I was recently reminded of the Lunchable sensation when tracing the fast paced track of our becoming a disposable society. I feel incredibly ancient when I start a sentence with “I remember when…”, but in the grand scheme of our time on Earth, it wasn’t THAT long ago that people would be embarrassed to serve a formal sit-down meal with paper goods (regardless of the design and color scheme). Now we have the “fancy paper” we take out for the holidays and when we have guests over. And maybe we use the forks that don’t break so easily when eating/slicing meat. And in the snack isle of the supermarkets, there are shelves and shelves of individually packaged single serving products to put into our kids lunches. If you’ve ever looked at how many ounces of crackers or cookies you get compared to buying by the box, and then looked to see how much you are paying for … it’s hard not to admit, even in our subconscious as we throw one into our cart because of convenience sake and saving a few more seconds in the morning when preparing the day’s lunches, that we aren’t getting a “good value.”
Polling working women to learn their biggest meal time hassles, Oscar Mayer in 1985 found that making bagged lunches topped the list. Recognizing that the prepared lunch category was a relatively untapped market, Oscar Mayer set out to create a product that would revolutionize the industry, create a solution for busy moms and help to boost company sales. Oscar Mayer developed a novel design to keep the three separate ingredients (meat, crackers and cheese) fresh, intact and appealing to consumers on its way to market. Using a “gift-wrapped” appearance, with compartmentalized, sealed plastic tray with viewing windows that allowed consumers to see the product inside, led to the Oscar Mayer innovation winning the Food & Drug Packaging magazine "Snack Food Package of the Year" for 1989.

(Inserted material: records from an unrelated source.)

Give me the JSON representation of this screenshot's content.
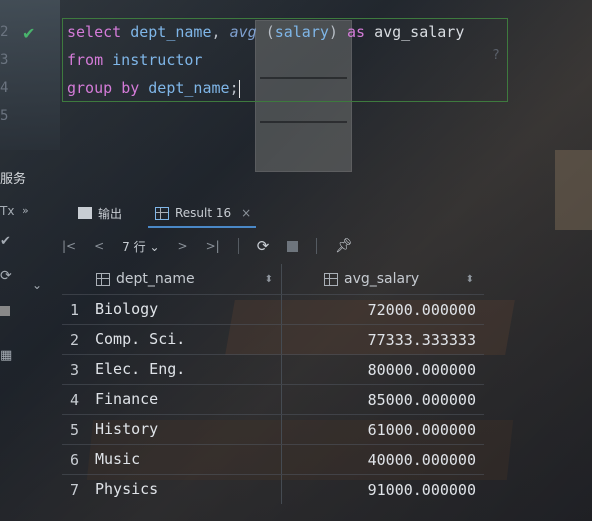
{
  "editor": {
    "line_numbers": [
      "2",
      "3",
      "4",
      "5"
    ],
    "lines": {
      "l1": {
        "kw1": "select",
        "id1": "dept_name",
        "comma": ",",
        "fn": "avg",
        "paren_open": "(",
        "arg": "salary",
        "paren_close": ")",
        "kw2": "as",
        "alias": "avg_salary"
      },
      "l2": {
        "kw": "from",
        "id": "instructor"
      },
      "l3": {
        "kw1": "group",
        "kw2": "by",
        "id": "dept_name",
        "semi": ";"
      }
    },
    "ghost_text": "?"
  },
  "services": {
    "title": "服务",
    "rail_text": "Tx",
    "tabs": [
      {
        "label": "输出",
        "icon": "console-output-icon"
      },
      {
        "label": "Result 16",
        "icon": "table-grid-icon",
        "closable": true
      }
    ],
    "close_glyph": "×",
    "grid_toolbar": {
      "rows_label": "7 行",
      "rows_dropdown": "⌄"
    }
  },
  "result": {
    "columns": [
      "dept_name",
      "avg_salary"
    ],
    "rows": [
      {
        "n": "1",
        "dept_name": "Biology",
        "avg_salary": "72000.000000"
      },
      {
        "n": "2",
        "dept_name": "Comp. Sci.",
        "avg_salary": "77333.333333"
      },
      {
        "n": "3",
        "dept_name": "Elec. Eng.",
        "avg_salary": "80000.000000"
      },
      {
        "n": "4",
        "dept_name": "Finance",
        "avg_salary": "85000.000000"
      },
      {
        "n": "5",
        "dept_name": "History",
        "avg_salary": "61000.000000"
      },
      {
        "n": "6",
        "dept_name": "Music",
        "avg_salary": "40000.000000"
      },
      {
        "n": "7",
        "dept_name": "Physics",
        "avg_salary": "91000.000000"
      }
    ]
  },
  "colors": {
    "keyword": "#d47bd8",
    "identifier": "#7fb6e8",
    "success_check": "#49b36c",
    "tab_underline": "#4a88c7"
  }
}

Oscar Mayer started a consumer trend of increasing the amount of disposables, of waste, in our society. Whereas I still went to school with my reusable lunch bag and a reusable thermos, the tide was definitely changing with regards to what was considered "cool" and acceptable to spend money on for everyday lunches.

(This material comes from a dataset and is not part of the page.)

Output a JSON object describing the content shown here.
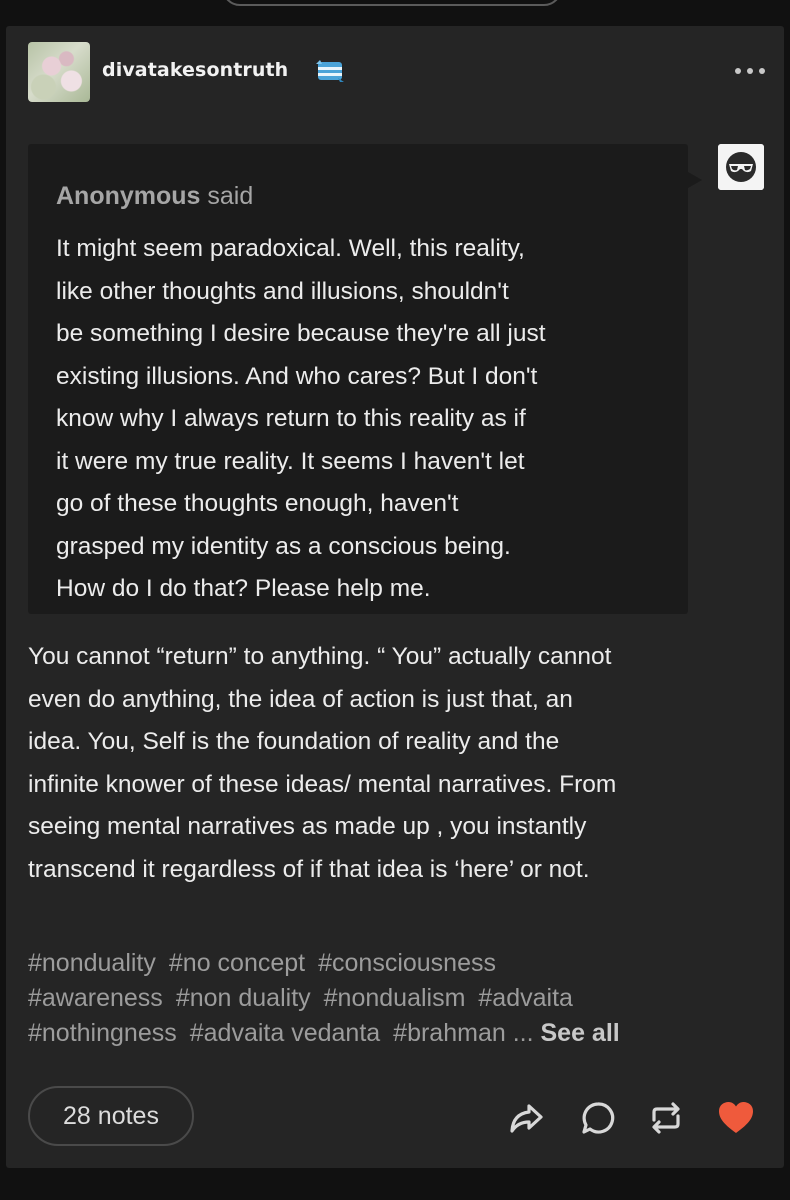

Maybe it’s time we take another look at our practices. Being critical of our consumption and our generated waste not only gives us added value for our pocketbook, but has rippling effects for our community vitality as well. Municipalities, businesses and organizations are adopting sustainable best practices for operations and management because of being able to more easily function in a volatile economic climate as well as repair/remediate the health of our environment by reducing impact and leaving a positive mark.